Position Size Calculator
Let the math pick your lot size, not your gut.
The single most important calculator in retail trading. Input your account balance, the percentage you're willing to risk, and where your stop loss sits. This tool returns the exact lot size that matches your risk tolerance — every time.
On your broker, enter the mini lots figure in the "volume" or "size" field.
What it is
A position size calculator takes three numbers (account balance, risk percent, stop distance in pips) and tells you the correct lot size so that if your stop is hit, you lose exactly the amount you planned to risk — not more. It's the math that separates discretionary gamblers from rule-following traders. Pros run this calculation on every single trade, no exceptions.
When to use it
Every time you open a trade. Before you click buy, you should know three things: how much you're willing to lose, where your stop is, and the exact lot size that matches both. Skipping this step is how accounts blow up — traders pick lot sizes based on vibes, then find out their 'small risk' was actually 8% of the account.
The formula
Risk in dollars = Account balance × (Risk % ÷ 100) Lot size = Risk in dollars ÷ (Stop distance in pips × Pip value per lot) Example: Account: $5,000 Risk: 1% = $50 Stop: 30 pips EUR/USD pip value: $10 per standard lot Lot size = $50 ÷ (30 × $10) = 0.167 standard lots (≈ 1.67 mini lots)
How to use it
- 1. Decide your risk percentage before you look at the chart
The professional standard is 1% per trade. Never higher than 2%. If you risk 1% per trade you would need to lose 50 trades in a row to blow up — which is a strategy problem, not a sizing problem.
- 2. Place your stop loss based on market structure
Your stop goes where the trade idea is invalidated — below a swing low for a long, above a swing high for a short. Never use a random dollar amount for stop placement. The market does not care what you're willing to lose.
- 3. Count the pips from your entry to your stop
This is the 'stop distance' input. A stop 30 pips below your entry is a 30-pip stop. On a USD/JPY trade with a 45-pip stop, enter 45 here.
- 4. Match your pair's pip value
USD-quote pairs (EUR/USD, GBP/USD) are $10 per pip per standard lot. JPY-quote pairs are ~$6-9 depending on the current JPY rate. The calculator handles this — just pick the right pair preset.
- 5. Enter the returned lot size on your broker platform
The 'standard lots' number goes in the volume/size box on your broker. If your platform uses mini lots (0.1) or micro lots (0.01) by default, use that column instead.
Common mistakes
- ✗Picking lot size based on emotion — 'this setup looks great, let me size up.' The math does not care how confident you feel.

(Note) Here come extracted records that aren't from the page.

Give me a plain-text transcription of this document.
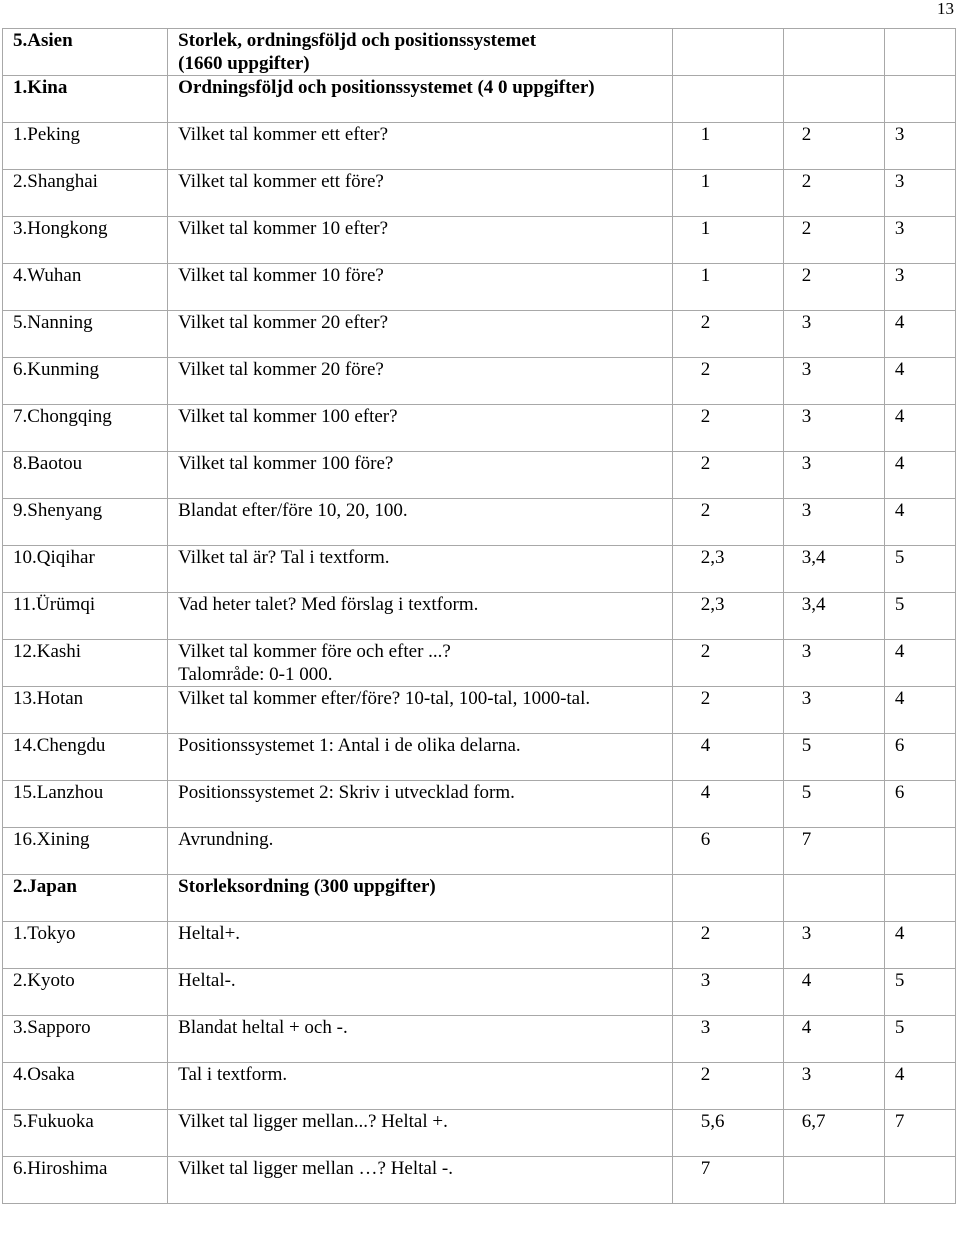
13
5.Asien	Storlek, ordningsföljd och positionssystemet
(1660 uppgifter)			

1.Kina	Ordningsföljd och positionssystemet (4 0 uppgifter)			

1.Peking	Vilket tal kommer ett efter?	1	2	3
2.Shanghai	Vilket tal kommer ett före?	1	2	3
3.Hongkong	Vilket tal kommer 10 efter?	1	2	3
4.Wuhan	Vilket tal kommer 10 före?	1	2	3
5.Nanning	Vilket tal kommer 20 efter?	2	3	4
6.Kunming	Vilket tal kommer 20 före?	2	3	4
7.Chongqing	Vilket tal kommer 100 efter?	2	3	4
8.Baotou	Vilket tal kommer 100 före?	2	3	4
9.Shenyang	Blandat efter/före 10, 20, 100.	2	3	4
10.Qiqihar	Vilket tal är? Tal i textform.	2,3	3,4	5
11.Ürümqi	Vad heter talet? Med förslag i textform.	2,3	3,4	5
12.Kashi	Vilket tal kommer före och efter ...?
Talområde: 0-1 000.	2	3	4
13.Hotan	Vilket tal kommer efter/före? 10-tal, 100-tal, 1000-tal.	2	3	4
14.Chengdu	Positionssystemet 1: Antal i de olika delarna.	4	5	6
15.Lanzhou	Positionssystemet 2: Skriv i utvecklad form.	4	5	6
16.Xining	Avrundning.	6	7	
2.Japan	Storleksordning (300 uppgifter)			

1.Tokyo	Heltal+.	2	3	4
2.Kyoto	Heltal-.	3	4	5
3.Sapporo	Blandat heltal + och -.	3	4	5
4.Osaka	Tal i textform.	2	3	4
5.Fukuoka	Vilket tal ligger mellan...? Heltal +.	5,6	6,7	7
6.Hiroshima	Vilket tal ligger mellan …? Heltal -.	7		
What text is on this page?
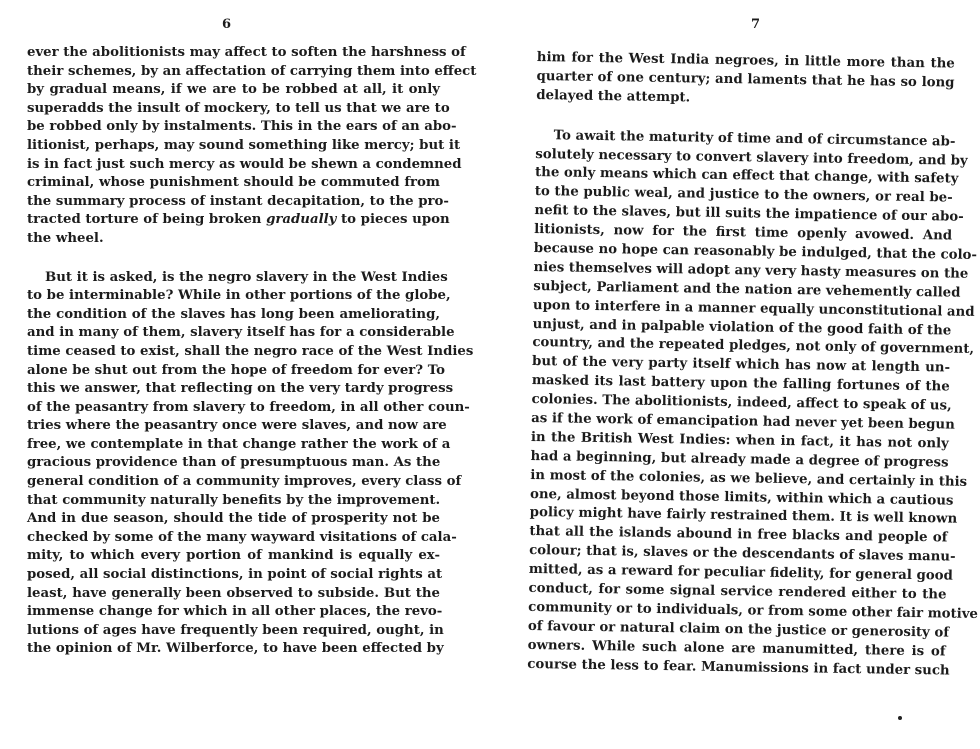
6
ever the abolitionists may affect to soften the harshness of
their schemes, by an affectation of carrying them into effect
by gradual means, if we are to be robbed at all, it only
superadds the insult of mockery, to tell us that we are to
be robbed only by instalments. This in the ears of an abo-
litionist, perhaps, may sound something like mercy; but it
is in fact just such mercy as would be shewn a condemned
criminal, whose punishment should be commuted from
the summary process of instant decapitation, to the pro-
tracted torture of being broken gradually to pieces upon
the wheel.
But it is asked, is the negro slavery in the West Indies
to be interminable? While in other portions of the globe,
the condition of the slaves has long been ameliorating,
and in many of them, slavery itself has for a considerable
time ceased to exist, shall the negro race of the West Indies
alone be shut out from the hope of freedom for ever? To
this we answer, that reflecting on the very tardy progress
of the peasantry from slavery to freedom, in all other coun-
tries where the peasantry once were slaves, and now are
free, we contemplate in that change rather the work of a
gracious providence than of presumptuous man. As the
general condition of a community improves, every class of
that community naturally benefits by the improvement.
And in due season, should the tide of prosperity not be
checked by some of the many wayward visitations of cala-
mity, to which every portion of mankind is equally ex-
posed, all social distinctions, in point of social rights at
least, have generally been observed to subside. But the
immense change for which in all other places, the revo-
lutions of ages have frequently been required, ought, in
the opinion of Mr. Wilberforce, to have been effected by
7
him for the West India negroes, in little more than the
quarter of one century; and laments that he has so long
delayed the attempt.
To await the maturity of time and of circumstance ab-
solutely necessary to convert slavery into freedom, and by
the only means which can effect that change, with safety
to the public weal, and justice to the owners, or real be-
nefit to the slaves, but ill suits the impatience of our abo-
litionists, now for the first time openly avowed. And
because no hope can reasonably be indulged, that the colo-
nies themselves will adopt any very hasty measures on the
subject, Parliament and the nation are vehemently called
upon to interfere in a manner equally unconstitutional and
unjust, and in palpable violation of the good faith of the
country, and the repeated pledges, not only of government,
but of the very party itself which has now at length un-
masked its last battery upon the falling fortunes of the
colonies. The abolitionists, indeed, affect to speak of us,
as if the work of emancipation had never yet been begun
in the British West Indies: when in fact, it has not only
had a beginning, but already made a degree of progress
in most of the colonies, as we believe, and certainly in this
one, almost beyond those limits, within which a cautious
policy might have fairly restrained them. It is well known
that all the islands abound in free blacks and people of
colour; that is, slaves or the descendants of slaves manu-
mitted, as a reward for peculiar fidelity, for general good
conduct, for some signal service rendered either to the
community or to individuals, or from some other fair motive
of favour or natural claim on the justice or generosity of
owners. While such alone are manumitted, there is of
course the less to fear. Manumissions in fact under such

- ✗Using a tight stop to justify an oversized position. A 5-pip stop on a setup that needs 30 pips to breathe will get hunted. Your stop goes where the idea invalidates, not where your math wants it.
- ✗Risking more than 2% per trade. A string of five 2% losses draws the account down 10%. Five 5% losses draws it down 23%. The math is brutal.
- ✗Ignoring correlation. If you're long EUR/USD and GBP/USD at 1% each, your real correlated risk is closer to 1.7% because both pairs move on dollar strength.
- ✗Forgetting to account for spread. A 10-pip spread on a 30-pip target means you need a 40-pip move to hit target, not 30. Size for the real stop distance including spread.